William Spencer contributes ‘The Long Memory’ , set deep in the bowels of an enormous city where everyone, and everyplace, is continually monitored by surveillance cameras. The ending is perhaps a bit predictable.
There are two entries by the same author, the prolific John Rankine:
Under the pseudonym of Douglas R. Mason, Rankine contributes the New Wave tale ‘The Man Who Missed the Ferry’. Set in mid-60s Liverpool, a clerk named Arthur Sinclair experiences some amazing events on his morning commute. Less SF than Speculative Fiction, the story suffers from Rankine / Mason’s use of a determinedly elliptical prose style, making it the least impressive story in the collection.

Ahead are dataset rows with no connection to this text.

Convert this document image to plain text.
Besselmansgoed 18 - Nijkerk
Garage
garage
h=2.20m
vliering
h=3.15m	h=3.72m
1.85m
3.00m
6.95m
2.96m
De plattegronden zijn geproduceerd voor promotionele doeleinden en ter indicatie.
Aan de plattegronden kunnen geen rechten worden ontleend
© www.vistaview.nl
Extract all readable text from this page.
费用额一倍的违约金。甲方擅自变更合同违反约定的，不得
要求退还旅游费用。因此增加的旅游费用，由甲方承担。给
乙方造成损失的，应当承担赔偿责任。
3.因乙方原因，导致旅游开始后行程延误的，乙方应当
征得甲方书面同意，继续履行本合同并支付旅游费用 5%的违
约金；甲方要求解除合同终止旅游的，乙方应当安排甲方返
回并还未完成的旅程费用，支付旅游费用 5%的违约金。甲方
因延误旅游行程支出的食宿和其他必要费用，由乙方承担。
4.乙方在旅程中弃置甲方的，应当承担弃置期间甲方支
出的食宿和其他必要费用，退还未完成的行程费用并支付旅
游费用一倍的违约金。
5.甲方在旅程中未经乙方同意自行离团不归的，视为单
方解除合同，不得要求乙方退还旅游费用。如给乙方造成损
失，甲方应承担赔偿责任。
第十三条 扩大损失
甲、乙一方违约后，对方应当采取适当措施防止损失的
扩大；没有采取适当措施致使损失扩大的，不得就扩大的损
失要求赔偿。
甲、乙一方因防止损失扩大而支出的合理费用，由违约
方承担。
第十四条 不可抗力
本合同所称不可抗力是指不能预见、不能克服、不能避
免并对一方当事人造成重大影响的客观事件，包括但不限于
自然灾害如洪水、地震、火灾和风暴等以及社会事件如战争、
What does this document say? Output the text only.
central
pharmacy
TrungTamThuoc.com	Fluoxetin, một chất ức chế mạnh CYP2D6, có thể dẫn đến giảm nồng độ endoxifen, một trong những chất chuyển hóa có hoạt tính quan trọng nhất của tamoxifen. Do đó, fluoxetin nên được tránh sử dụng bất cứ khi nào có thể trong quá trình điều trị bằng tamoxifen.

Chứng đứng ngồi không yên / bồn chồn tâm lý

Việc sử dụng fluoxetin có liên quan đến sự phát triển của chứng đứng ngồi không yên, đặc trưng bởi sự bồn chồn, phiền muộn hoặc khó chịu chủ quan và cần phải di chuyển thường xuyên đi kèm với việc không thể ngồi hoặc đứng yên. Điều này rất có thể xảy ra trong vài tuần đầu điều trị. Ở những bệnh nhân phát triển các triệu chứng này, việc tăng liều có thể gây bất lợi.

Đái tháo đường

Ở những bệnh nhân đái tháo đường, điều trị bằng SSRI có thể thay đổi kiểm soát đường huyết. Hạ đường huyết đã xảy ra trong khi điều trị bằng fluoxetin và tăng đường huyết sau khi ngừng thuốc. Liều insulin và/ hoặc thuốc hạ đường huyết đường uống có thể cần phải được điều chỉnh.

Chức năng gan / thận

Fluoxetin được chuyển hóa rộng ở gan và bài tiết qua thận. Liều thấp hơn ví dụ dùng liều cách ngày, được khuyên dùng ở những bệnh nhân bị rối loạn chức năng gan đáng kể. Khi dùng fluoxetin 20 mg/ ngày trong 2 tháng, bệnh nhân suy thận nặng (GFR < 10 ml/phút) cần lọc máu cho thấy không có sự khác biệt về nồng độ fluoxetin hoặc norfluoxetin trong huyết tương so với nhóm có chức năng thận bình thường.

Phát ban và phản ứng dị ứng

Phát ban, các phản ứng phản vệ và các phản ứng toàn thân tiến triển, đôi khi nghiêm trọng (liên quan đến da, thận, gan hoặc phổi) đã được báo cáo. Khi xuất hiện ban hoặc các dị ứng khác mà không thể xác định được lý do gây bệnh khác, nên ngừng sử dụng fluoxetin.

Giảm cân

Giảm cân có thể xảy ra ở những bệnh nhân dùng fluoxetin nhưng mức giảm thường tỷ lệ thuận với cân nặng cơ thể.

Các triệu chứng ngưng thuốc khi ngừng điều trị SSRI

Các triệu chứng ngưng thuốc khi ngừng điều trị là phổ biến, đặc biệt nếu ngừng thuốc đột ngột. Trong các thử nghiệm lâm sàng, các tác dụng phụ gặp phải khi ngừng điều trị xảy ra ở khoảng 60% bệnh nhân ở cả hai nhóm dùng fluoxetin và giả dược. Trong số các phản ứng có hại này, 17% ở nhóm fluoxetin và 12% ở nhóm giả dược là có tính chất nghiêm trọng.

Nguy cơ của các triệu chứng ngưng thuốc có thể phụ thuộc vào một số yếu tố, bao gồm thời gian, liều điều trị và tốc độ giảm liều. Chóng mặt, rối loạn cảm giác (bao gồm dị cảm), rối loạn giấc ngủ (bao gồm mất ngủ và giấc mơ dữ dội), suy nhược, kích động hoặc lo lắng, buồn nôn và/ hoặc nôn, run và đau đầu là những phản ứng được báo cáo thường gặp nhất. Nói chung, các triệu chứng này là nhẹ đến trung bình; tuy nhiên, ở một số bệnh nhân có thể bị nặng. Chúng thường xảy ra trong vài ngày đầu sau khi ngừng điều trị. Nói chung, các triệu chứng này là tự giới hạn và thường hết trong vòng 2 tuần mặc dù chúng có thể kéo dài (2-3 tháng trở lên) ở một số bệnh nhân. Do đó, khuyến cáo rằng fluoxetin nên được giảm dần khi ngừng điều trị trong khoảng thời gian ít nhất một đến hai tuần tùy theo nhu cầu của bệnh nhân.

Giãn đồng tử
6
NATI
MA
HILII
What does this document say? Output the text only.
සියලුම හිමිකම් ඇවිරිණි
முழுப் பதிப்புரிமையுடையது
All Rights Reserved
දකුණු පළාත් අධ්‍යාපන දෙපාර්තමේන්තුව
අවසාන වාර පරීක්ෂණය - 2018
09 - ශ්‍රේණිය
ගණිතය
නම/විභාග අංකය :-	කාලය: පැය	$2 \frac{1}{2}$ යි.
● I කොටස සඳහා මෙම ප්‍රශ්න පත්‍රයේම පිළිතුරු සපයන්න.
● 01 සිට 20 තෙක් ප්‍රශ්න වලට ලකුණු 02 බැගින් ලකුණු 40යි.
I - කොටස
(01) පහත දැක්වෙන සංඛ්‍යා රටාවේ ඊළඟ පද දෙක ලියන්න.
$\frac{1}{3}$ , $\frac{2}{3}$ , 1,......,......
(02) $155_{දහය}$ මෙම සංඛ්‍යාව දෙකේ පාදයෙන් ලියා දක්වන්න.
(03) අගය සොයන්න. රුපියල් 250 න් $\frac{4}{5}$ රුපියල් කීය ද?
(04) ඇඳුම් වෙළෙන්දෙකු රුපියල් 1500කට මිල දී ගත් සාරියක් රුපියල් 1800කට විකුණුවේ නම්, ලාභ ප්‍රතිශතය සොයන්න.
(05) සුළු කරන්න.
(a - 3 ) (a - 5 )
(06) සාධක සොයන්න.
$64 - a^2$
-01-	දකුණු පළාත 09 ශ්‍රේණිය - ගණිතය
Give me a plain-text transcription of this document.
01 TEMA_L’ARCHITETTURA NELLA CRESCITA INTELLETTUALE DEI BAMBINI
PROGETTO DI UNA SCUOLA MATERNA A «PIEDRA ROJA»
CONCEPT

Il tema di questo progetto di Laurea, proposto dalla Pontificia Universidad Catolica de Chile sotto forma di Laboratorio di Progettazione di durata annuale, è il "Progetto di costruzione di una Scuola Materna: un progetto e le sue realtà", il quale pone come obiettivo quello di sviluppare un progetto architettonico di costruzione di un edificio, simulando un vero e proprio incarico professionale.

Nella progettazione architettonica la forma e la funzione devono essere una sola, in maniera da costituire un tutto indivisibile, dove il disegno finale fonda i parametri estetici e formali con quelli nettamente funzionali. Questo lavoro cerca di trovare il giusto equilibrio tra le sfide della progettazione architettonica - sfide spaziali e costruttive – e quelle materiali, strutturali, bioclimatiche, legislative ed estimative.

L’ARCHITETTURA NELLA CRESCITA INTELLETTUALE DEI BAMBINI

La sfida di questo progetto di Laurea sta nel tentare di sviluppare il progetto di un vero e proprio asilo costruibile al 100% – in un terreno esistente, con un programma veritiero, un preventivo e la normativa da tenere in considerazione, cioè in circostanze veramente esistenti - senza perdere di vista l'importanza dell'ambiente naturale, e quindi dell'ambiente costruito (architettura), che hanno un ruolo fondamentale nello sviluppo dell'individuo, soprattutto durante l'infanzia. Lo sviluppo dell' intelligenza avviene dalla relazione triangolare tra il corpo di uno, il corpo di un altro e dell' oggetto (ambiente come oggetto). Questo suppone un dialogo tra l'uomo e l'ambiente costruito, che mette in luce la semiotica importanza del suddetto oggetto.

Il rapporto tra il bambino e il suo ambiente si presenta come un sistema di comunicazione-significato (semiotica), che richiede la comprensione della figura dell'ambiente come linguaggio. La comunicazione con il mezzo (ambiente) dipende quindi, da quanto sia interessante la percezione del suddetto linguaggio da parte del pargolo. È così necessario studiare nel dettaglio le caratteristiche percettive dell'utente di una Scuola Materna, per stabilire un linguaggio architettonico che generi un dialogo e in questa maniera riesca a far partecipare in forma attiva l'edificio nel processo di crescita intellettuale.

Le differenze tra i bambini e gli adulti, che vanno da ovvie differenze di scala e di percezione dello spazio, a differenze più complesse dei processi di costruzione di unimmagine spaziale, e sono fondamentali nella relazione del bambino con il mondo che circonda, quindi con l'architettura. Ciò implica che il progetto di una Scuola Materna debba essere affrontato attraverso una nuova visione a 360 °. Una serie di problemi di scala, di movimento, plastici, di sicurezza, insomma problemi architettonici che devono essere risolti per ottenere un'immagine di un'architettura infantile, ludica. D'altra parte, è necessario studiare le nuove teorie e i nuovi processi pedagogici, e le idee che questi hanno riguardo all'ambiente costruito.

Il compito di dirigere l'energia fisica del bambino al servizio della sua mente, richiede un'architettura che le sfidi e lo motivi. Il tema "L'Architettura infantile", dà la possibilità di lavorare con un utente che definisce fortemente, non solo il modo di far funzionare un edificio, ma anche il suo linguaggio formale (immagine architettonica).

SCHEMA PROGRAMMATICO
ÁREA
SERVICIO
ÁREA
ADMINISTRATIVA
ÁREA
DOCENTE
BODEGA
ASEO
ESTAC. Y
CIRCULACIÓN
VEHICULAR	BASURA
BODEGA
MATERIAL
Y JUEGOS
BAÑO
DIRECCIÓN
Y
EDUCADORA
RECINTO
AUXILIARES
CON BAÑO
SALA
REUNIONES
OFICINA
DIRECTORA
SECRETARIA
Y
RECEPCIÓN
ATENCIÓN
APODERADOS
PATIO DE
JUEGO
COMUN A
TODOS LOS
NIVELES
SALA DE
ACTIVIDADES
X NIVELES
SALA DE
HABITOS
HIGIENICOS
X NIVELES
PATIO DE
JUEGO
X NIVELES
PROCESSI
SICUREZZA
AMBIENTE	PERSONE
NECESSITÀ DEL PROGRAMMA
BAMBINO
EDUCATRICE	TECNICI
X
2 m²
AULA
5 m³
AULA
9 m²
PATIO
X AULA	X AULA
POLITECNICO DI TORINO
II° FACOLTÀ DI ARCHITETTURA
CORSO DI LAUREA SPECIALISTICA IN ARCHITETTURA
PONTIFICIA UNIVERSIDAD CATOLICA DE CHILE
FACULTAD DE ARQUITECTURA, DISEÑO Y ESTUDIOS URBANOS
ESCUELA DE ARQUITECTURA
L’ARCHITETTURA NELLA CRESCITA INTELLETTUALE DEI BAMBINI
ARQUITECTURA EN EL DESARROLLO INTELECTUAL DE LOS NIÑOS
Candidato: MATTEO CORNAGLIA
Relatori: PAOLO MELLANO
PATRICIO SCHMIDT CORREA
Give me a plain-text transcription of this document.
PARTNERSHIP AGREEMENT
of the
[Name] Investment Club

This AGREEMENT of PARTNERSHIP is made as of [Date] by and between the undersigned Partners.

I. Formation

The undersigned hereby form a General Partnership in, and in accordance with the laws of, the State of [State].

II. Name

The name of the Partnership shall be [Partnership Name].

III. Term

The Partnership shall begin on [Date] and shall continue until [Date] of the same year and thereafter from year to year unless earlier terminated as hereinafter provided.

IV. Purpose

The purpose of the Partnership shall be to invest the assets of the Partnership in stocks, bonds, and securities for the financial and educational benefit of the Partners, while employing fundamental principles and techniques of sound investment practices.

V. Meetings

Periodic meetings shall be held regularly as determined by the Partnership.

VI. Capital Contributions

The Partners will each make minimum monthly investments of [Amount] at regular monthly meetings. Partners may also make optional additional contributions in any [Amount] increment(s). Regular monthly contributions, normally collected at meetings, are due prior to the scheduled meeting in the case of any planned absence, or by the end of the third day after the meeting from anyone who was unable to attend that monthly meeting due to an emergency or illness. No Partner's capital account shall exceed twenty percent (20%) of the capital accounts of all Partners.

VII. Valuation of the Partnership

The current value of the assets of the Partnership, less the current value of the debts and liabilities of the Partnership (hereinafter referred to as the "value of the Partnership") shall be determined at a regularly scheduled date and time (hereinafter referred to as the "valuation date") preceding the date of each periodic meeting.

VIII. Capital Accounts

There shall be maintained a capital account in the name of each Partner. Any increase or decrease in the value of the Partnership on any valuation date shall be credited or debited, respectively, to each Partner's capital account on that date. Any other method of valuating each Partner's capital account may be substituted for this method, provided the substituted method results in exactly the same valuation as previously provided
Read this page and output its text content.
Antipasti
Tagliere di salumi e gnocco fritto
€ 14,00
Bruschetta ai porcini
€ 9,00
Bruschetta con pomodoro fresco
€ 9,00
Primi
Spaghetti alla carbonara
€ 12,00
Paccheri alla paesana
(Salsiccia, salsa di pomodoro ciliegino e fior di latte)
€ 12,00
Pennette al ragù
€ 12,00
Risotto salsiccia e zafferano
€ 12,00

Writing under his given name, Rankine provides ‘Six Cubed Plus One’, which features swingin’ 60s dialogue and social mores. Some newfangled computerized teaching machines are installed at a high school, and when the setup births an AI, its vehicle for communication with the befuddled staff is a Marianne-Faithful lookalike named Sarah Joy. This story has a touch of pathos, reasonably clear writing, and indicates that despite his high-throughput approach to his craft, Rankine could produce something of quality when the mood took him.
Robert Presslie provides ‘The Night of the Seventh Finger’. In a newly built English exurb (rather a recurring setting in these stories), swingin’ bird Sue Bradley comes home late from a night of clubbing; her walk takes her by an abandoned house, rumored to be haunted. Also incorporating dialogue heavily laden with slang terms and uniquely British idioms, American readers may want to brush up on their ‘Groovy 1960s London’ vocabulary prior to reading ‘Finger’.
The final story in the anthology is the best. Vincent King’s ‘Defense Mechanism’ is set on a far-future Earth where the remnants of the population live amid the spaces of an enormous underground city complex. When some Aliens encroach on the turf of the first-person narrator, he is obliged to gather a posse and pursue the attackers and eliminate them. The dimly lit environs of the empty city complex are a perfect setting for a tale of pursuit and close-combat; there is an offbeat ending.
All in all, ‘New Writings’ is a reasonably good 60s SF anthology, and readers interested in this era might want to pick this volume up.